Dr Poddar, a co-author of the paper, said: "A subset of the data shows information specifically related to solar modules in very hot climates which we know causes higher degradation.
"However, in other climates, when those hot regions are being excluded from the analysis, we see similar long-tail pattern in the probability distribution of performance degradation rate. This suggests that the issue is consistent regardless of where the panels are operating.
"Current testing standards focus primarily on three parameters: the modules' response to mechanical stress, extreme temperatures, and exposure to ultraviolet radiation - as well as often testing for humidity and response to a standardised amount of sunlight (AM1.5 spectrum).
"But when they are actually operating in real-world conditions there are so many different factors coming into play, and those cascading failures can be very significant.
"So I think we need to start thinking about different testing standards which would help to ensure we have more resilient types of modules."
The research is important for solar panel manufacturers and those spending many millions of dollars to build large solar arrays to provide clean energy.
The long tail phenomenon challenges the financial models that underpin the industry's growth, creating uncertainty in long-term energy yield and operational budgets.
If the real-world failure rate is much higher and panels degrade much sooner than expected, as shown in the UNSW study, there will be unforeseen expenditure required by operators for repairs or module replacements.

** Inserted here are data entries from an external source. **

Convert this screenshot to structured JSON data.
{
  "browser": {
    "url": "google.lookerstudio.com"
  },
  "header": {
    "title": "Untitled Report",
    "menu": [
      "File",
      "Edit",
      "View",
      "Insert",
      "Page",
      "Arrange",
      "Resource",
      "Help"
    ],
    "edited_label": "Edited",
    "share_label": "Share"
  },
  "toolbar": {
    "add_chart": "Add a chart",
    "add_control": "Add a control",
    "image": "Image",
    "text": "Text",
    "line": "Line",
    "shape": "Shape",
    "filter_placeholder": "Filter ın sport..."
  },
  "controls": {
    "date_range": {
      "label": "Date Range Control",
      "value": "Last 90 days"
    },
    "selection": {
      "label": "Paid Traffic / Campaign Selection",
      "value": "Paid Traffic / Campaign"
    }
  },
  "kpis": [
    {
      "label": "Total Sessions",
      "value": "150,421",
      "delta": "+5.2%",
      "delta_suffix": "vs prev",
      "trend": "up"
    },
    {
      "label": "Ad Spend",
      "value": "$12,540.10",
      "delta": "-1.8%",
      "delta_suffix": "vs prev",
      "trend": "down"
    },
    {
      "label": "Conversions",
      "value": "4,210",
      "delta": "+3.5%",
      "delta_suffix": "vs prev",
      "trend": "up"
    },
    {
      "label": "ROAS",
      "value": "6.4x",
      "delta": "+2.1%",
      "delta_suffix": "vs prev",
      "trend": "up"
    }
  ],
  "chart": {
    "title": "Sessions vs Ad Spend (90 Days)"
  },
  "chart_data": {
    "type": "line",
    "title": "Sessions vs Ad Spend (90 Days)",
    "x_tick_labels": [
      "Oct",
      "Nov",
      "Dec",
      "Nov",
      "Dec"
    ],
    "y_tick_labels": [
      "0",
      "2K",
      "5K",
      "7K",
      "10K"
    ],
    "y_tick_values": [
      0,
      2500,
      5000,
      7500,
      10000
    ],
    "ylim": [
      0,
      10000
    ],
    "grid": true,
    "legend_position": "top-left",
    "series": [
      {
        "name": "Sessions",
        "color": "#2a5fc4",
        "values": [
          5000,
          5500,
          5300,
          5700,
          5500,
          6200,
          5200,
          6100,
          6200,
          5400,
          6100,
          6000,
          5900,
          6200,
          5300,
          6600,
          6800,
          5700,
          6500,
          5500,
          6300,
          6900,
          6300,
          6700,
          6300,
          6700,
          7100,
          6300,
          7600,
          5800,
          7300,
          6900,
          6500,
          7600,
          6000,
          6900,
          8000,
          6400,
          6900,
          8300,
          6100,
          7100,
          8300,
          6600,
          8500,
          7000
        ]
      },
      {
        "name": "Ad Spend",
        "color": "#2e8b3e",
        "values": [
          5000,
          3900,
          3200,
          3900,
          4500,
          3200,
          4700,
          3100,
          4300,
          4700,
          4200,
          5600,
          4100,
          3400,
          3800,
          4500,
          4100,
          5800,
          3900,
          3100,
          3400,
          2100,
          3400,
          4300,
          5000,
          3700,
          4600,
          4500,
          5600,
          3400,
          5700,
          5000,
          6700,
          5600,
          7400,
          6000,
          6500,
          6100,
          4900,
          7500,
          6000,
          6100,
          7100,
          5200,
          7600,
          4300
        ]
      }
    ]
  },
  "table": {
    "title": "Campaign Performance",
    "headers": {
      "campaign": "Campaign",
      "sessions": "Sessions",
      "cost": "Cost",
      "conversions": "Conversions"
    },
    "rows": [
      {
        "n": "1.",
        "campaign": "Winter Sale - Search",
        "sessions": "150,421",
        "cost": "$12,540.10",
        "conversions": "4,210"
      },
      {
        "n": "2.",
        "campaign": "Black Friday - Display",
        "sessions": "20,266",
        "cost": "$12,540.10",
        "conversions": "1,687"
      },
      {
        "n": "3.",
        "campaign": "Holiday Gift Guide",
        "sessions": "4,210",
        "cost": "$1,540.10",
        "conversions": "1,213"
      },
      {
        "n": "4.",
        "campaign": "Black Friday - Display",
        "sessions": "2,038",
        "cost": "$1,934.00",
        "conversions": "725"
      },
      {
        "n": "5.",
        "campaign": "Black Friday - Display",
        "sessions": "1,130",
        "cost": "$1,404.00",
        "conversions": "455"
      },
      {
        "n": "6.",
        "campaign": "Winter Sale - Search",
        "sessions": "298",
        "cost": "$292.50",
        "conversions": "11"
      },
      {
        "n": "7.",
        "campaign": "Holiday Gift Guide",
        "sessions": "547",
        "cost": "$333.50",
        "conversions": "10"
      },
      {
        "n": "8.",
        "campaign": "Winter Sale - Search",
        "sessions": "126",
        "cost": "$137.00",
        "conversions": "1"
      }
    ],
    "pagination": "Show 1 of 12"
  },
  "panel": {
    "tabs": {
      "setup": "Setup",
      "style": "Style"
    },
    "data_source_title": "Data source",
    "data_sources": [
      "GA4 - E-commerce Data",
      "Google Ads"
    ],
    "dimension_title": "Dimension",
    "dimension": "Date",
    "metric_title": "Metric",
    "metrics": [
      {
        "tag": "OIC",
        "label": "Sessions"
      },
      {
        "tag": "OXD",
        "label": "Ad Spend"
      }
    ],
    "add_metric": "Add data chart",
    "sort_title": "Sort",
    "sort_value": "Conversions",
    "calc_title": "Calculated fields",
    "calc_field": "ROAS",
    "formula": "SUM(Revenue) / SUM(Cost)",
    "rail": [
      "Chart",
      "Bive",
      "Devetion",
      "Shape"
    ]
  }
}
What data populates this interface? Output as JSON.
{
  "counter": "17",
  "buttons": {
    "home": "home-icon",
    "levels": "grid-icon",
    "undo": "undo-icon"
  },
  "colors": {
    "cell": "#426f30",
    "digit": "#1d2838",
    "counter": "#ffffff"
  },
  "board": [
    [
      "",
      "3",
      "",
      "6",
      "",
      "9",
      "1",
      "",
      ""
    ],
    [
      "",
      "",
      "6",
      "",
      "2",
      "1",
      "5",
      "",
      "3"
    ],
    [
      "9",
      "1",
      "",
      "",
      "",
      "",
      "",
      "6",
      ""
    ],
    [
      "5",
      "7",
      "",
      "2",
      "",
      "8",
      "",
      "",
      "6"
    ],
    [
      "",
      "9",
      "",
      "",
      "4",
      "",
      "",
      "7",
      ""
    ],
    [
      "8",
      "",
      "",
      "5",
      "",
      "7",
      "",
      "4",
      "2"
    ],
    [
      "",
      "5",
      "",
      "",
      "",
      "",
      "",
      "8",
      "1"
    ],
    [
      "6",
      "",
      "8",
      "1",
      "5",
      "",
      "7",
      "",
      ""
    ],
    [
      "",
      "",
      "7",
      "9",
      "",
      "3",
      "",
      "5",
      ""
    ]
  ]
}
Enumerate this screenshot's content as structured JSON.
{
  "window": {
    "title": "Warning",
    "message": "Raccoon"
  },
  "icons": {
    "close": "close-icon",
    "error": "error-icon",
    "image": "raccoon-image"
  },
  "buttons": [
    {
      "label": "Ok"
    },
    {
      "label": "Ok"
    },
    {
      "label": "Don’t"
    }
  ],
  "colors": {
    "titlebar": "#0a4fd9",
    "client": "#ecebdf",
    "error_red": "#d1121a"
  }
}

"With this research, we are hoping to make real impact in three ways," said Dr Poddar.
"We would like to get even more data from large-scale solar farms to analyse real-world failure rates in even more detail, so we can then make recommendations to the manufacturers of these modules.
"Secondly, we aim to understand different factors contributing to module failures in different climate types to develop early detection system and recommend manufacturers to improve design robustness.
"Thirdly, testing authorities should be informed of real-world degradation patterns across diverse climates and consider combining stress tests to better replicate outdoor operating conditions."